User Adoption matters

One of the most annoying things in the WWW and most especially the Web 2.0 world is the Field of Dreams mentality of "build it and they will come". With package projects and business services this is the resort of two groups of people.
  1. People who think the technology is the only thing
  2. People who are scared of users
Sometimes people fall into both of these groups but the underlying principle is always the same. The technology is enough, its enough to "let people know" and you will then "build a community" which will make it all successful. The problem is that while there are successful internet businesses that were created in part by this approach they also had a couple of other things
  1. Marketing
  2. A user population the size of the internet
If you are aiming at the mass consumer market on the web then it might be enough to launch it and do some marketing, if however you are doing this internally to your organisation then quite simply it isn't enough.

So how do you drive user adoption? Well the first thing is to find out why users might not use what ever you are proposing. Be negative, get the worst things out there and then one by one mitigate those risks. To do this you've of course got to identify your users and be realistic about them. If you are doing a bug tracking system or a service for fraud analysis its highly unlikely that everyone in the company is going to use it, so set your objectives realistically and see why your user community might not switch.
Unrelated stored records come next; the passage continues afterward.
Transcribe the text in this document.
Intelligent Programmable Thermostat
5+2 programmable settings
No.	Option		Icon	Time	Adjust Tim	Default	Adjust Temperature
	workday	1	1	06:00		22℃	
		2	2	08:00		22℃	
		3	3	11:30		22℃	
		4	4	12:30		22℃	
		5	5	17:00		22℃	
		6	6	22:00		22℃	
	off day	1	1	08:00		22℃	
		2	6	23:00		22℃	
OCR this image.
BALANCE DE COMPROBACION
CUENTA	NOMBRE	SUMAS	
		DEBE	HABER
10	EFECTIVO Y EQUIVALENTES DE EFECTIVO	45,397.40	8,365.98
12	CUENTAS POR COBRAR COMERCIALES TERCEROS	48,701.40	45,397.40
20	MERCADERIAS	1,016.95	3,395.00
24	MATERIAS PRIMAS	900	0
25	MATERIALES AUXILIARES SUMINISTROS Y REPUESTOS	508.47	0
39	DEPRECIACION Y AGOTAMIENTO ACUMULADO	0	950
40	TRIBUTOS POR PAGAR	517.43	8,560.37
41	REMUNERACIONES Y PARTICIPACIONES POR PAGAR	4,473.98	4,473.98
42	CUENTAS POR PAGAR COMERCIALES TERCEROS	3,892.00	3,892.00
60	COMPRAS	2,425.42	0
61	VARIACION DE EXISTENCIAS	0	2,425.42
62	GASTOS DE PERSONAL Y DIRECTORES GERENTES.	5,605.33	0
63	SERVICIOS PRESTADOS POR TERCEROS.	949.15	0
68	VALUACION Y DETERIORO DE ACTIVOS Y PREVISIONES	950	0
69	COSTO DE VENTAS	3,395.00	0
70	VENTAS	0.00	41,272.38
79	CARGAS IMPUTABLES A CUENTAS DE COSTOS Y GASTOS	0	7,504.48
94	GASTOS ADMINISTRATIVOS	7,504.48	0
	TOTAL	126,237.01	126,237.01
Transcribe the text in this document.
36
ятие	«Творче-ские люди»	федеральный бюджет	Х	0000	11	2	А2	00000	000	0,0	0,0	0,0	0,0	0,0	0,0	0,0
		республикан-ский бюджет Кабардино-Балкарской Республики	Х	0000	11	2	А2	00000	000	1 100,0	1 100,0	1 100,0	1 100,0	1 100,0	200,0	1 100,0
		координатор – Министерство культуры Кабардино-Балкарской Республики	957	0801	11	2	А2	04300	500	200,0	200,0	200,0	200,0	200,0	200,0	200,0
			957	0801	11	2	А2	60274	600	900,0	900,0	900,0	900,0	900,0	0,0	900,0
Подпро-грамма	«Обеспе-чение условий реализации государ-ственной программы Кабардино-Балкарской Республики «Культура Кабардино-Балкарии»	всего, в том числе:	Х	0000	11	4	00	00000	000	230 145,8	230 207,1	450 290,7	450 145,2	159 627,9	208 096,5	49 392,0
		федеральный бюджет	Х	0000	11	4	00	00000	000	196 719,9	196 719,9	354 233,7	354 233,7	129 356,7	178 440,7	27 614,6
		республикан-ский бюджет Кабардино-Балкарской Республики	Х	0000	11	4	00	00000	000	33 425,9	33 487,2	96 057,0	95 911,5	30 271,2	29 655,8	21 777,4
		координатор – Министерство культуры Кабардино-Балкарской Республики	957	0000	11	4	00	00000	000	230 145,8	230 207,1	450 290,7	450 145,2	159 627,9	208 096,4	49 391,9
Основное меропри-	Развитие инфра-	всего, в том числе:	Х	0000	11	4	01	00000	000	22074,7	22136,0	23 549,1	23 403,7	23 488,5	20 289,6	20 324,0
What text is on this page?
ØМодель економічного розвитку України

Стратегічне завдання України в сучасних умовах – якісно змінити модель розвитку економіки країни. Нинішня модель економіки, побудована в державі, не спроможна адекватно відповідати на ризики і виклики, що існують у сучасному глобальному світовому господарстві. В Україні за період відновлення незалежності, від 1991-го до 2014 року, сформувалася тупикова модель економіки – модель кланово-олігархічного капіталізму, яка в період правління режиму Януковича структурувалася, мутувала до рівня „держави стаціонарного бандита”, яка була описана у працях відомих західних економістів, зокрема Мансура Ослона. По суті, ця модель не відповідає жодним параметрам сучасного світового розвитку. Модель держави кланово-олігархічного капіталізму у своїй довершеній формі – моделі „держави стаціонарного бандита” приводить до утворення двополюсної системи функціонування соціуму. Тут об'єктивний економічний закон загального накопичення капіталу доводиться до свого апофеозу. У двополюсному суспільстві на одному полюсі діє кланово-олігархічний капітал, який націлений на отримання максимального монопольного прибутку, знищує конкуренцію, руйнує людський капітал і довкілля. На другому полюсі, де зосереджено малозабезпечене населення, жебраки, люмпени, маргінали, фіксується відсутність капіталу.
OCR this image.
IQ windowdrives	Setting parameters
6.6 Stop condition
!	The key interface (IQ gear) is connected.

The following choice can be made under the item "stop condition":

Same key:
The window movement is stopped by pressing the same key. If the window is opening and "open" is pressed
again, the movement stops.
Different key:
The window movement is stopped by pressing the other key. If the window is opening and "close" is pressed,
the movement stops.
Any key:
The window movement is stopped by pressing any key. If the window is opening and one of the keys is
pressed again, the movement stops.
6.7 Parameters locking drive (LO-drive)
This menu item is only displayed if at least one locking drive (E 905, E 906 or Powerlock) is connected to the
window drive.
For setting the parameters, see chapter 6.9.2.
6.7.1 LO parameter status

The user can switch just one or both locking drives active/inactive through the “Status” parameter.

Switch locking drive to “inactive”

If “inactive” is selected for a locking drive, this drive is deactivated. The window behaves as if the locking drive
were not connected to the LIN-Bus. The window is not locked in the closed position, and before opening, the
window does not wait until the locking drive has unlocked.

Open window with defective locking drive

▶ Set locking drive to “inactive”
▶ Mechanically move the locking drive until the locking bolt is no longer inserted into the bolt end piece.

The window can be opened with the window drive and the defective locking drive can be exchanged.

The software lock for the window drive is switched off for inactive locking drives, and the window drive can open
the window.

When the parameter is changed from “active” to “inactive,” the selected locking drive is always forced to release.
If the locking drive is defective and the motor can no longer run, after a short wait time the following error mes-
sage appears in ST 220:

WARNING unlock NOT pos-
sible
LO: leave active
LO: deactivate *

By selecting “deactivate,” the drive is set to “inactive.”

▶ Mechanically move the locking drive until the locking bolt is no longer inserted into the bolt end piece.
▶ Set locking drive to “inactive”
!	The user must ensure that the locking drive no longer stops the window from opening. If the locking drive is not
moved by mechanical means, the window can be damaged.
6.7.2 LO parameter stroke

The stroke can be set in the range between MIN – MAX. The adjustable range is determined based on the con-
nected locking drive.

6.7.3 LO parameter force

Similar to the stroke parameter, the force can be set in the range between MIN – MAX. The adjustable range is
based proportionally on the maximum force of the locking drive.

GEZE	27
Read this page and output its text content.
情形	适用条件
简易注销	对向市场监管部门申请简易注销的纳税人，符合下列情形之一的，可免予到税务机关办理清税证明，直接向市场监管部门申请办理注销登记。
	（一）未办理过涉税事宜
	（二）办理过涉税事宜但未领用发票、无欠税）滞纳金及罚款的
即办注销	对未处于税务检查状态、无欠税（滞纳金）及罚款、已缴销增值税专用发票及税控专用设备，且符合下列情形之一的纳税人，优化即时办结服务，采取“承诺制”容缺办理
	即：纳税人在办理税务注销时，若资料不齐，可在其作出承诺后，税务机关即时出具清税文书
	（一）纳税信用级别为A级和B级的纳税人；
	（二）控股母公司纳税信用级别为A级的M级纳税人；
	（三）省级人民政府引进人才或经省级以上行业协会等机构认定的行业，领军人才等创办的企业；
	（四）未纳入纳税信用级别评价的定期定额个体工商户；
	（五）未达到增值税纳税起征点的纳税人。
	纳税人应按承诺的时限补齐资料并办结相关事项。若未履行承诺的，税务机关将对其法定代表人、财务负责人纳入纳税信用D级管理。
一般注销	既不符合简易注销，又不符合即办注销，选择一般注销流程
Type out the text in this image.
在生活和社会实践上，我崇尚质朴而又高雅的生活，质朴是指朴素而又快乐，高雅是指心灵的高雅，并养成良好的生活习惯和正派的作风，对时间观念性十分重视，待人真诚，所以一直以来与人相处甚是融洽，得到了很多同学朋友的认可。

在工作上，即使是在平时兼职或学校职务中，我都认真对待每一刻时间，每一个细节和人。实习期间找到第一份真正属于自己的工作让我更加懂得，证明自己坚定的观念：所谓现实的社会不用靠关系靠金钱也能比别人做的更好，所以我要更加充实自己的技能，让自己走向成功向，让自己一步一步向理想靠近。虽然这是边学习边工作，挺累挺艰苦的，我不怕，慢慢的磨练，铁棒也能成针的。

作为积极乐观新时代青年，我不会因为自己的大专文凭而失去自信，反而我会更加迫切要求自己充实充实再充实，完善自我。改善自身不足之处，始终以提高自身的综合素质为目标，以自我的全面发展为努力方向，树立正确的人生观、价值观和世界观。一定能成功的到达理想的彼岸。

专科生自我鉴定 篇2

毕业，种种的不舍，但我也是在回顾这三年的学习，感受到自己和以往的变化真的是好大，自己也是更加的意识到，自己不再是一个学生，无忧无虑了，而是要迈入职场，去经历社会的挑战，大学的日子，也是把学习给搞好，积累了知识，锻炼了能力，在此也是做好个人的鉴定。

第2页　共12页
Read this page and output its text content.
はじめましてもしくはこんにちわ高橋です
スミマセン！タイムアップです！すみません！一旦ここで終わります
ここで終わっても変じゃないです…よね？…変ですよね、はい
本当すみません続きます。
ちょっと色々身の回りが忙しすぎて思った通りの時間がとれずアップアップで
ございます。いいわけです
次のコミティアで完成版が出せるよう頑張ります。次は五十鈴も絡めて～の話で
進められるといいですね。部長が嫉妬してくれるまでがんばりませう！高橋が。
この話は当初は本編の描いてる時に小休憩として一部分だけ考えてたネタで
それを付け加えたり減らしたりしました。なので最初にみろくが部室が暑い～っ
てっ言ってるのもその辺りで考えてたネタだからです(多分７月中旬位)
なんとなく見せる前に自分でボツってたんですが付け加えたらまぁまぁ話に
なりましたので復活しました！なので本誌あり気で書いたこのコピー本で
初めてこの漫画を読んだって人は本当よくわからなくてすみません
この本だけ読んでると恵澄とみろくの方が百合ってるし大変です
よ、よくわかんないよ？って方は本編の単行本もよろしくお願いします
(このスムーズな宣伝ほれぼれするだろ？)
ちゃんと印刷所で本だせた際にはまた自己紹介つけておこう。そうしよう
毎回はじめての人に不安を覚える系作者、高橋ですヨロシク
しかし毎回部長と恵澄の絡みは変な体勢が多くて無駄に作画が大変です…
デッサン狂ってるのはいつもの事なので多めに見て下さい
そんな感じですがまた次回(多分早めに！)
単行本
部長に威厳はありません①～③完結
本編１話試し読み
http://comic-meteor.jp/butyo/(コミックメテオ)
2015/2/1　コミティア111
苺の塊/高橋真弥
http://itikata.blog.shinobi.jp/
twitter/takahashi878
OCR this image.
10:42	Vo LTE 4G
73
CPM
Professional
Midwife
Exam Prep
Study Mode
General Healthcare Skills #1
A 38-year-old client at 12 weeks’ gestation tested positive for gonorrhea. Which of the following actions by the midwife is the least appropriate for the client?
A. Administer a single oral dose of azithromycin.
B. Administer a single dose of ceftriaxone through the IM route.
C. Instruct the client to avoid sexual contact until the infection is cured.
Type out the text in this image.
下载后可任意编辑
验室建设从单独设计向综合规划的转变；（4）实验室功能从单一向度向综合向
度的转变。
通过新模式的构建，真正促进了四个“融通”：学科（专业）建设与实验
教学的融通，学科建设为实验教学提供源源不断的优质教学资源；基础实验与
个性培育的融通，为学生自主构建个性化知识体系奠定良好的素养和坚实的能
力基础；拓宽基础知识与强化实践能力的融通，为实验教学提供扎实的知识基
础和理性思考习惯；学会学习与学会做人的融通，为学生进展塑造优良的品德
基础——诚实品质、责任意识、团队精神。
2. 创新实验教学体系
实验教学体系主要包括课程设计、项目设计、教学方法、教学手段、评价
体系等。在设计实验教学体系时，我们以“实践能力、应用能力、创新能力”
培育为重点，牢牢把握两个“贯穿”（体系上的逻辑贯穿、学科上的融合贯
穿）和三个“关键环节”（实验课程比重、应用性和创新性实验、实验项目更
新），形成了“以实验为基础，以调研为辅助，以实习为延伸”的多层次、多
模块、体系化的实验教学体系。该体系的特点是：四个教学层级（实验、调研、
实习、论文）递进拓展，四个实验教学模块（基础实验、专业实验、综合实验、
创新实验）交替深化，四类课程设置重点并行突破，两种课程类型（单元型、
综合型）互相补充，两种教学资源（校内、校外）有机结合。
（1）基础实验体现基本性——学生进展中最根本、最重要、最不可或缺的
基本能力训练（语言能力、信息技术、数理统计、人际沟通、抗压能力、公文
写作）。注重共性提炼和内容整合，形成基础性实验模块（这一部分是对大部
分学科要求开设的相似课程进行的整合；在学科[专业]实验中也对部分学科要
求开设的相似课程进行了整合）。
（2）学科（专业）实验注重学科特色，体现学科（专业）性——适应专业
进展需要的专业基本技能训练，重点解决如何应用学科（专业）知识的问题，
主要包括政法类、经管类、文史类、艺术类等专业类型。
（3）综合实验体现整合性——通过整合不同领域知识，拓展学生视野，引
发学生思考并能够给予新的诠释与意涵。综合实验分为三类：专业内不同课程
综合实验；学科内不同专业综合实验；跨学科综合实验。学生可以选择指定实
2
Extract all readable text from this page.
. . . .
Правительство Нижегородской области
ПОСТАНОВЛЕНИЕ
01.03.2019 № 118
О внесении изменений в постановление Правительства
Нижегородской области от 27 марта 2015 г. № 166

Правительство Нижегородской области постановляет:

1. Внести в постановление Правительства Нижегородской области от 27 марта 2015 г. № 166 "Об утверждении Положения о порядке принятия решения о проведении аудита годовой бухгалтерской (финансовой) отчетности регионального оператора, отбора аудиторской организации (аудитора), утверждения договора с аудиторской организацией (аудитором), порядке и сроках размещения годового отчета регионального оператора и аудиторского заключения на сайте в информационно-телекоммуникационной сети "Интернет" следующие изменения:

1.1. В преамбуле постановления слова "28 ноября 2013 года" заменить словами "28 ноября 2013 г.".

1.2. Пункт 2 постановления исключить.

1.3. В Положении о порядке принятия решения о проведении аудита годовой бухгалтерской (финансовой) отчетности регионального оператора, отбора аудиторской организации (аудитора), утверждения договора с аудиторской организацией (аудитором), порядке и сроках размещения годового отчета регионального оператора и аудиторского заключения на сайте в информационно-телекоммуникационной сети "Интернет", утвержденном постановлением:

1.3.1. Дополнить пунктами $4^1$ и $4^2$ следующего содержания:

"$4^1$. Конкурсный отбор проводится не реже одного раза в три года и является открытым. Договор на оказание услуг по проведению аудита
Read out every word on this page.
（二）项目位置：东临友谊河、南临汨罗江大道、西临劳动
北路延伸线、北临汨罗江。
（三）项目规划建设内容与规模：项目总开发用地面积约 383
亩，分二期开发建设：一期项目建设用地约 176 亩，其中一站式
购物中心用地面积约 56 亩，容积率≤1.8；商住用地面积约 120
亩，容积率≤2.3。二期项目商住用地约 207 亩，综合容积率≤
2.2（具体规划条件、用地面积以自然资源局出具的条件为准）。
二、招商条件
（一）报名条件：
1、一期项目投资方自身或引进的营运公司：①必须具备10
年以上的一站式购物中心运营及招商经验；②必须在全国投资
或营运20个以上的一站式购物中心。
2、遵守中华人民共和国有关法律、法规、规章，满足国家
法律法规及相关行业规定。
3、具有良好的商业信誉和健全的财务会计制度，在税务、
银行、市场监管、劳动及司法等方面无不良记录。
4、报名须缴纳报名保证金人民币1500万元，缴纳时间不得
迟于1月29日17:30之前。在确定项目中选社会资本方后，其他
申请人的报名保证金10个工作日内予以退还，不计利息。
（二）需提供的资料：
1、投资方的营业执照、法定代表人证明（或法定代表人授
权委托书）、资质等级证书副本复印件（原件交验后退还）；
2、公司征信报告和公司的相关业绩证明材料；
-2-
Next up think about how you are going to market it to the users, yes that's right market it. Again its not enough just to lob an article on your intranet, think about how you are going to communicate what is coming before it is there. Create a comms plan and work out what you are going to tell them when. Maybe even create an internal buzz campaign to make people interested.

Next up look at how you transition users to your system gradually (if you can). If it is a green field system then this is easier as you don't have the data migration challenge. The point of a gradual migration is to start building a reputation for success that can then be used to go after the more challenging groups. If you have to go big bang then make sure it works on day 1. If this means delaying the launch a couple of weeks then try and do that because if you bugger up the launch day they'll remember for a long time, no matter how good it is a few weeks later (look at Heathrow T5 for an example of that).

Finally, and most importantly, don't stop on go-live day. Track usage and adoption and look at who is, and isn't, using the service/package/solution/etc go out and find out what has worked and then have a follow up campaign to get people more engaged. Keep doing this as a core part of the run for the system to make sure that the system is successful in 24 months time, not just 24 minutes after being turned on.